Beberapa hari lalu, saya bertemu dengan adik sepupu. Kami jajan sekaligus mengerjakan sesuatu di sebuah kafe. Sambil bercanda, kami mengatakan bahwa kami termasuk orang have karena masih bisa nongkrong di kafe.
Obrolan sederhana itu kemudian berkembang ke pembicaraan lain. Salah satunya tentang bagaimana mengetahui kondisi ekonomi seseorang melalui cek desil.
Karena penasaran, saya pun mencoba melakukan pengecekan desil dengan memasukkan Nomor Induk Kependudukan (NIK) melalui situs resmi Kementerian Sosial untuk mengetahui status dalam Data Terpadu Sosial Ekonomi Nasional (DTSEN).
Hasilnya cukup membuat saya tersenyum. Saya tidak termasuk penerima bantuan sosial yang menjadi sasaran berdasarkan hasil pengecekan tersebut, dengan rentang angka 6–10.
Cek Desil dan Rasa Syukur yang Bertambah
Jujur, saya justru merasa senang setelah mengetahui hasil cek desil tersebut. Bukan karena kemudian merasa lebih kaya daripada orang lain, melainkan karena hasil itu seperti mengingatkan kembali pada prinsip hidup yang sejak kecil ditanamkan oleh orang tua saya: jangan membiasakan diri merasa tidak punya.
Kami dididik untuk merasa cukup dan banyak bersyukur. Kalaupun sedang tidak punya uang atau belum mampu membeli sesuatu yang diinginkan, bukan berarti hidup kami kekurangan. Keinginan bisa ditunda. Kita bisa bersabar, tetap berusaha, berdoa, dan mencari jalan untuk mendapatkannya ketika memang sudah mampu.
Bagi saya, cara berpikir seperti ini ternyata sangat berpengaruh dalam menjalani kehidupan. Memotivasi diri dan meyakinkan diri bahwa kita adalah orang yang berkecukupan, dalam arti tidak mesti selalu bergantung kepada bantuan orang lain, justru mendorong kita untuk terus berusaha.
Kita juga menjadi tidak mudah mengeluh, terutama dalam persoalan keuangan. Misalnya, ketika melihat orang lain bisa pergi ke tempat bagus, membeli barang tertentu, atau nongkrong di kafe, bukan berarti kita harus melakukan hal yang sama.
Setiap orang memiliki kondisi dan prioritas yang berbeda. Karena itu, menurut saya, yang paling penting adalah menggunakan keuangan yang ada sesuai kemampuan.

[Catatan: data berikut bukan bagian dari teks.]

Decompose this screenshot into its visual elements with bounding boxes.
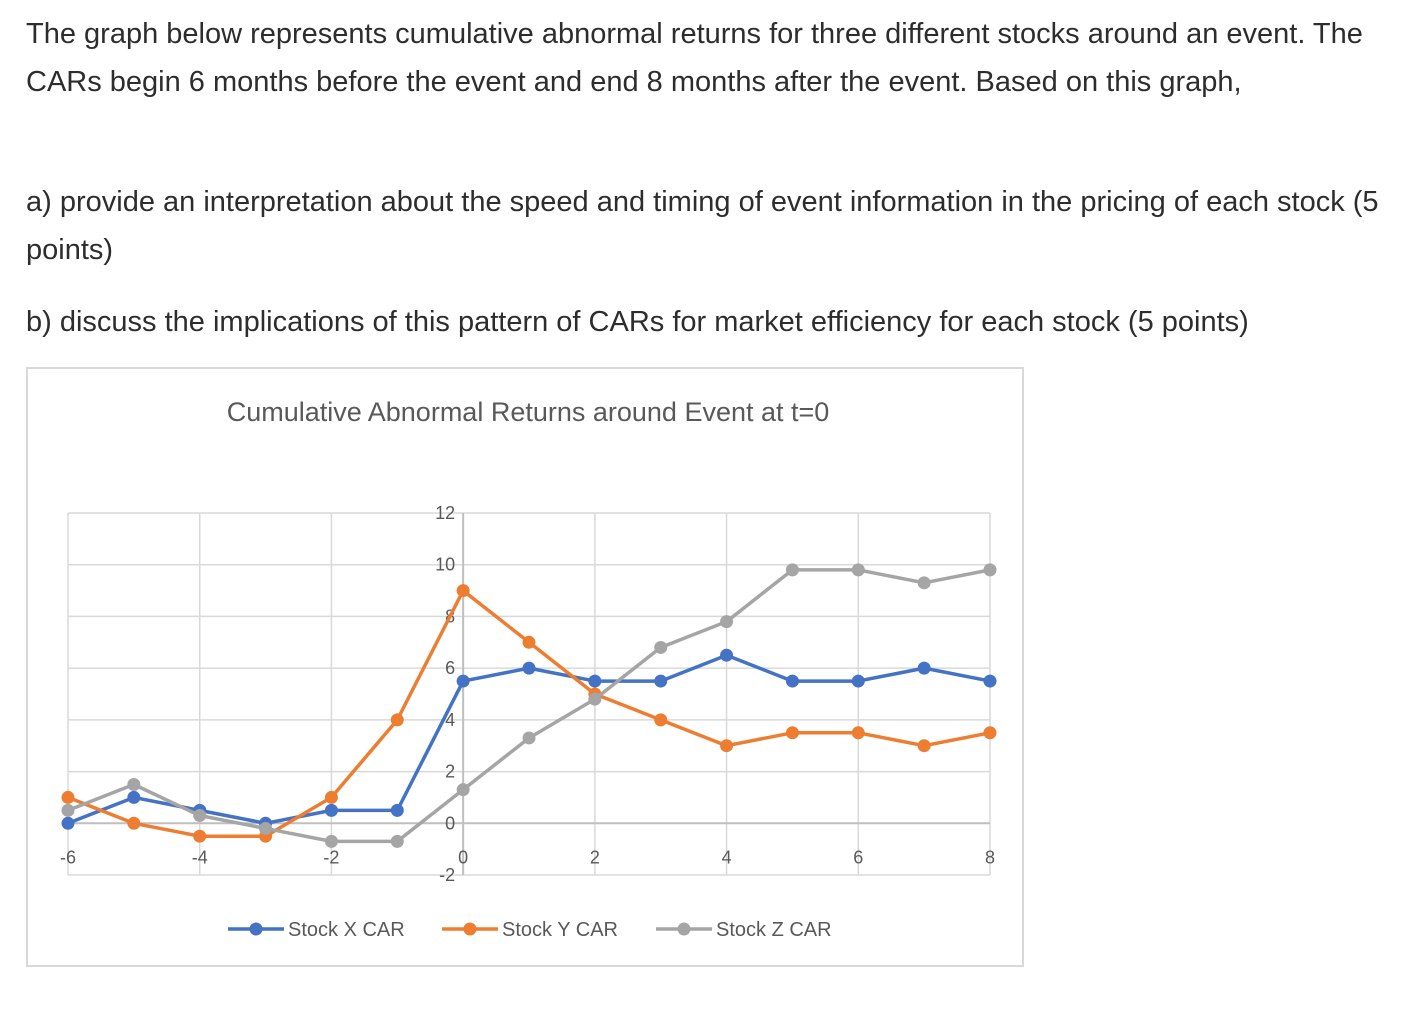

Tidak perlu terlalu sibuk membandingkan kehidupan kita dengan kehidupan orang lain.
Orang Have Belum Tentu Keuangannya Sehat
Setelah memikirkan istilah orang have dan orang haven't, saya justru merasa bahwa persoalannya bukan semata-mata tentang banyak atau sedikitnya uang.
Seseorang yang memiliki banyak uang pun belum tentu memiliki kondisi keuangan yang sehat. Kalau pengeluaran selalu lebih besar daripada pendapatan karena terlalu banyak keinginan, sebanyak apa pun penghasilan yang dimiliki rasanya tidak akan pernah cukup.
Sebaliknya, orang dengan penghasilan sederhana bisa saja merasa cukup karena mampu mengatur kebutuhan, menahan keinginan, dan menjalani kehidupan sesuai dengan kemampuan.
Saya dan suami bahkan sering bercanda bahwa kehidupan kami itu pas-pasan: pas butuh, pas ada; pas ingin, pas ada uangnya.